A Kilkenny man, John Morton, has been announced as the winner of the Edgar Allan Poe award for best television programme.
Morton, from Stephen Street in Kilkenny, is well known in his hometown both as an actor and a writer.
Back in the 90’s he was part of young Irish Film makers and Dreamstuff theatre.
Along with some likeminded theatre folk, he went on to form Devious Theatre company who performed some wonderful shows in Kilkenny and Dublin.
Devious Theatre were founded in Kilkenny in 2006. They performed different works in different spaces for different audiences using different methods.
They performed over thirty shows , picked up awards along their way, and their work featured at Edinburgh Fringe Festival, Cork Midsummer Festival, Dublin Fringe Festival, Galway Theatre Festival, to name but a few.
FEATHER IN THE CAP
This particular award is a major feather in the hat of Morton.
Mind you, no one can deny that John hasn’t put in the man hours and his journey in the world of theatre has been filled with a lot of hard work.
MIKE KELLY RECALLS MORTON’S TALENTS
One man who has seen Morton progress from a youngster staring out and learning the ropes to an award winning writer is his long-time friend and one time mentor Mike Kelly.

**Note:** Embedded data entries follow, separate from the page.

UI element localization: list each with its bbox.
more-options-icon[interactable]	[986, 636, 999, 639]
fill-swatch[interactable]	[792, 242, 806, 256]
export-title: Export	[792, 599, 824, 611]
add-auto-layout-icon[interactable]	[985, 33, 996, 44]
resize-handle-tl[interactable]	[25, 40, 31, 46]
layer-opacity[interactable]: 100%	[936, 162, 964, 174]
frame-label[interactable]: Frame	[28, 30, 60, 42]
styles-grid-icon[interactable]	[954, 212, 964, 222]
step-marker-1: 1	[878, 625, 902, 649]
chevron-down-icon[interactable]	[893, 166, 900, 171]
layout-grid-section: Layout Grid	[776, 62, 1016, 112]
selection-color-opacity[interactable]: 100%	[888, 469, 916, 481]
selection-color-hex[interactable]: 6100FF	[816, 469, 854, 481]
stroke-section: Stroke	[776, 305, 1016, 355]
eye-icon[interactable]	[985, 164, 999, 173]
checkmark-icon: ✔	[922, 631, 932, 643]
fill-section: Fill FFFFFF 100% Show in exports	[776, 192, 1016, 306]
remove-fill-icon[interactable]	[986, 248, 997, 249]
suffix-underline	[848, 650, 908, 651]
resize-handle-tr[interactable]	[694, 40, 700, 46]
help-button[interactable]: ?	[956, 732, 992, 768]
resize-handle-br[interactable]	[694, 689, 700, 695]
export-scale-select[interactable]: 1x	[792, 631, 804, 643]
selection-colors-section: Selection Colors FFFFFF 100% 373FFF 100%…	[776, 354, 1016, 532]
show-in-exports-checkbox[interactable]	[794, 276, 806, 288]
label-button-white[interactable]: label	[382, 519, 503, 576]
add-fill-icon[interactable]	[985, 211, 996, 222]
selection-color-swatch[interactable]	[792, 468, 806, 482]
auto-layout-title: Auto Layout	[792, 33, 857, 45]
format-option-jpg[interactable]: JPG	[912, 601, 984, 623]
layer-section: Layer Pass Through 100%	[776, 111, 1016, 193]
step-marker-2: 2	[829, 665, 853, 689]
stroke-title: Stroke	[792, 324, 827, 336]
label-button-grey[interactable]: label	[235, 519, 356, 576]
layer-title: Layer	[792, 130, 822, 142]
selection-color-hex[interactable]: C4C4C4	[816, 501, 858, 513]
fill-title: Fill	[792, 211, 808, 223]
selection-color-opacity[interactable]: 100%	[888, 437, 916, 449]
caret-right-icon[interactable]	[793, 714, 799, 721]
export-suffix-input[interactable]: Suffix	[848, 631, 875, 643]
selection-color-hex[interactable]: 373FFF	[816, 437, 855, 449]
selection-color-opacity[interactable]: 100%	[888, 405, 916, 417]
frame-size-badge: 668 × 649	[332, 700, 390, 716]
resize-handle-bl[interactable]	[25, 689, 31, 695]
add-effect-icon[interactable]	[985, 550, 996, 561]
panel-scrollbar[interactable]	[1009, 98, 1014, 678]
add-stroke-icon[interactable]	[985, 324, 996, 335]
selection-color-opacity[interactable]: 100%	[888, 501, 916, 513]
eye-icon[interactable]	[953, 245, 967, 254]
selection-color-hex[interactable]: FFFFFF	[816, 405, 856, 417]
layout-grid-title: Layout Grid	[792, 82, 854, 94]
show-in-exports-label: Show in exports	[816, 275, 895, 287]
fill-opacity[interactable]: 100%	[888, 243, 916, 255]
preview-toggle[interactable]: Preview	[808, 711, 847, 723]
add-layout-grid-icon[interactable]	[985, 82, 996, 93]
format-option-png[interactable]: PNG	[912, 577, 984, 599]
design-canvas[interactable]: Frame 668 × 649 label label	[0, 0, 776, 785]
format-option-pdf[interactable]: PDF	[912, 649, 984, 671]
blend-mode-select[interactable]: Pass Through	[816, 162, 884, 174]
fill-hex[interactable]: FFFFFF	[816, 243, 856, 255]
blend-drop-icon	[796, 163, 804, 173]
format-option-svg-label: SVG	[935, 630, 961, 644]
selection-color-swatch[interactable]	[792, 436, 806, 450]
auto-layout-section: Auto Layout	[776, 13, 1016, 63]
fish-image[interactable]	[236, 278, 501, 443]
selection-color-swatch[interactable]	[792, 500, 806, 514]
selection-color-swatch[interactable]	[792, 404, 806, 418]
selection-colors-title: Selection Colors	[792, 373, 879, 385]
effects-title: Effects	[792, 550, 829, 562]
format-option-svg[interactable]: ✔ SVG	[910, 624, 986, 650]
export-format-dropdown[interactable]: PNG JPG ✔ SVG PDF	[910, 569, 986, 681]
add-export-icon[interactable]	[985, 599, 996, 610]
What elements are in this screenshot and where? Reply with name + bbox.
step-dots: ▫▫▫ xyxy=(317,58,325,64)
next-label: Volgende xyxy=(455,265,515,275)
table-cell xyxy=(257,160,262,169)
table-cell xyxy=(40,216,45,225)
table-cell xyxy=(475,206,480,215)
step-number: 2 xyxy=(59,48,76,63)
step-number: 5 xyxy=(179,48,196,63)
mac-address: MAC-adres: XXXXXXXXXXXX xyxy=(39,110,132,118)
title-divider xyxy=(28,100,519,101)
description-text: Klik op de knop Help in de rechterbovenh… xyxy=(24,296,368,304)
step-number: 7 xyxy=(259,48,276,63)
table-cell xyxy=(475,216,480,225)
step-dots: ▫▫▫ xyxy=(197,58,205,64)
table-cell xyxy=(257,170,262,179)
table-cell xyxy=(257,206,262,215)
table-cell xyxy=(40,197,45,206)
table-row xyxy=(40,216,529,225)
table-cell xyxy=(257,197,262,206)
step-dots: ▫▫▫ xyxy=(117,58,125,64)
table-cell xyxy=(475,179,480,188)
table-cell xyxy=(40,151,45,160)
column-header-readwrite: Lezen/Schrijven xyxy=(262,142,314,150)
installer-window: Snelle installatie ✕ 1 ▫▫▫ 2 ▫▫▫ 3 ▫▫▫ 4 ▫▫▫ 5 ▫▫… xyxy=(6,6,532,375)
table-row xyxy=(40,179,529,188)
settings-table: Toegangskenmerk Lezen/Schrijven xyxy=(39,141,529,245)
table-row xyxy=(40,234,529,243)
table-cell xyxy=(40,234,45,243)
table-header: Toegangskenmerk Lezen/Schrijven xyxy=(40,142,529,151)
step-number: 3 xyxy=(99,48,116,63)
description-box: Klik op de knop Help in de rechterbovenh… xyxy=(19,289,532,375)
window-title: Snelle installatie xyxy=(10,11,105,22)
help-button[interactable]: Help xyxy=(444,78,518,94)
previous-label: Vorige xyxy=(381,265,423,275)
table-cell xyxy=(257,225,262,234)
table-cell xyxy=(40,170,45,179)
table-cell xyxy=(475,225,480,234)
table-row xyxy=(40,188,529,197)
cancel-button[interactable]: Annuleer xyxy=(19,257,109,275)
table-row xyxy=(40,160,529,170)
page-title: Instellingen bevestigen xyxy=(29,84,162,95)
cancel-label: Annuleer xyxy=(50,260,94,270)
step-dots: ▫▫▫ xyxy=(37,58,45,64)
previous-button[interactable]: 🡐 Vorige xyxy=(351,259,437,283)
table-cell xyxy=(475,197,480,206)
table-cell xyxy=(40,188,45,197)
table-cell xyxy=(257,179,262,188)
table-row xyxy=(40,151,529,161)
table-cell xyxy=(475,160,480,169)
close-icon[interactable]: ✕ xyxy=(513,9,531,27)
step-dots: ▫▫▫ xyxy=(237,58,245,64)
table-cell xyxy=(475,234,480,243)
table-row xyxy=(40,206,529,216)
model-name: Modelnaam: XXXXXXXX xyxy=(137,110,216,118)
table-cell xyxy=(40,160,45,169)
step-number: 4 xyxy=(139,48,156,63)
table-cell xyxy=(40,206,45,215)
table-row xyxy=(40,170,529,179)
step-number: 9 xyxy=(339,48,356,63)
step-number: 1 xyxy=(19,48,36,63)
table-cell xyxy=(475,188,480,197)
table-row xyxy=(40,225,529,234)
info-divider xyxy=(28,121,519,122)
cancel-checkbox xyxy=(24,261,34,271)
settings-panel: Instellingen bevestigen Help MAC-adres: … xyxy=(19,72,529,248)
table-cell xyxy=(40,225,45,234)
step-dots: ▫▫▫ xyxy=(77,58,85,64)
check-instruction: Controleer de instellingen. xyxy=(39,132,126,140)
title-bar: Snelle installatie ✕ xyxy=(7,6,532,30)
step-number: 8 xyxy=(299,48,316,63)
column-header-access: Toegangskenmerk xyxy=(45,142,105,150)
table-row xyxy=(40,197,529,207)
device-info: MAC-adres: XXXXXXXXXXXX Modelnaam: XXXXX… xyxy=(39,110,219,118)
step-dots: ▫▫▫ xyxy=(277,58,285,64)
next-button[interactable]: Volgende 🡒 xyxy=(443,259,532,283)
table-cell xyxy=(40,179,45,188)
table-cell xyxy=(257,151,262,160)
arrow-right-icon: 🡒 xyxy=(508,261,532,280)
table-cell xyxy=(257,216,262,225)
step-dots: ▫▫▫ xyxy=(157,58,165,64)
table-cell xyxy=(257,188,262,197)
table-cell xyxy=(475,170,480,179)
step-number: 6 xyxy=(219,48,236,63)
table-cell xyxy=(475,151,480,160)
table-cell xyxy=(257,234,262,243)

Mike who has been synonymous with theatre and film making for many years spoke to The Kilkenny Observer regarding John’s award.
“Working on stories with John Morton was like being in the middle of a huge fireworks display. Ideas just exploded out of him. He wrote several scripts for Young Irish Film Makers. I remember having what we called spit ball sessions (don’t ask!) trying to come up with ideas for Suckers, a school vampire film. I had to reluctantly reject his idea of blowing up a giant water tank full of holy water that would kill all the school vampires!
When Dreamstuff Youth Theatre was created in 2000, John, who was also a fine actor, gave memorable performances in ‘Life of Brian’ and ‘Midsummer Night’s Dream’. For our first Christmas play John suggested ‘Treasure Island’. We started spit balling ideas and then both of us wrote scenes for the play. Very few of my scenes remained in the final version! I discovered that John was a born storyteller and genius, who had read every classic novel in the entire history of classic novels and he remembered all their plots!
So I was delighted to hear he won a well-deserved award for his brilliant script for the television series, ‘Dead Still’, which I suspect was heavily inspired from his Christmas 2003 Dreamstuff play, ‘Sherlock Holmes and the Cult of Dracula’! I can hear John’s voice in every character in Dead Still, but particularly the Castle detective, Frederick O’Hare, a role that John Morton should have played. I look forward to the possibility of seeing another Kilkenny name as a nominee for an Oscar. Now, that would really be the stuff of dreams!”
MYSTERY WRITERS OF AMERICA
The awards are issued by the Mystery Writers of America, honouring the best in mystery fiction, non-fiction and television.
Created by Morton, and starring Michael Smiley, the droll dramedy is set in 1880s’ Dublin in the Victorian era heyday of ‘postmortem photography’, when a recently deceased loved one is pictured for posterity with their family.
The six-episode first season – recently broadcast on RTÉ One – follows renowned memorial photographer Brock Blennerhasset (played by Smiley) who is drawn towards a series of deaths which appear to be linked to his work.
Dead Still also stars Aidan O’Hare as Frederick Regan, an officer of the Dublin Metrpolitan Police, Eileen O’Higgins as Nancy Vickers, Brock’s niece and an aspiring actress, Kerr Logan as Conall Malloy, a gravedigger and Brock’s assistant, and Jimmy Smallhorne as Cecil Carruthers, Brocker’s carriage driver.
The Irish/Canadian co-production is produced by Deadpan Pictures (Ireland) and Shaftesbury (Canada) in association with RTÉ, Acorn TV with Acorn Media Enterprises, ZDF Enterprises, and the BAI.
Dead Still – Season 1 is available to view on the RTÉ Player.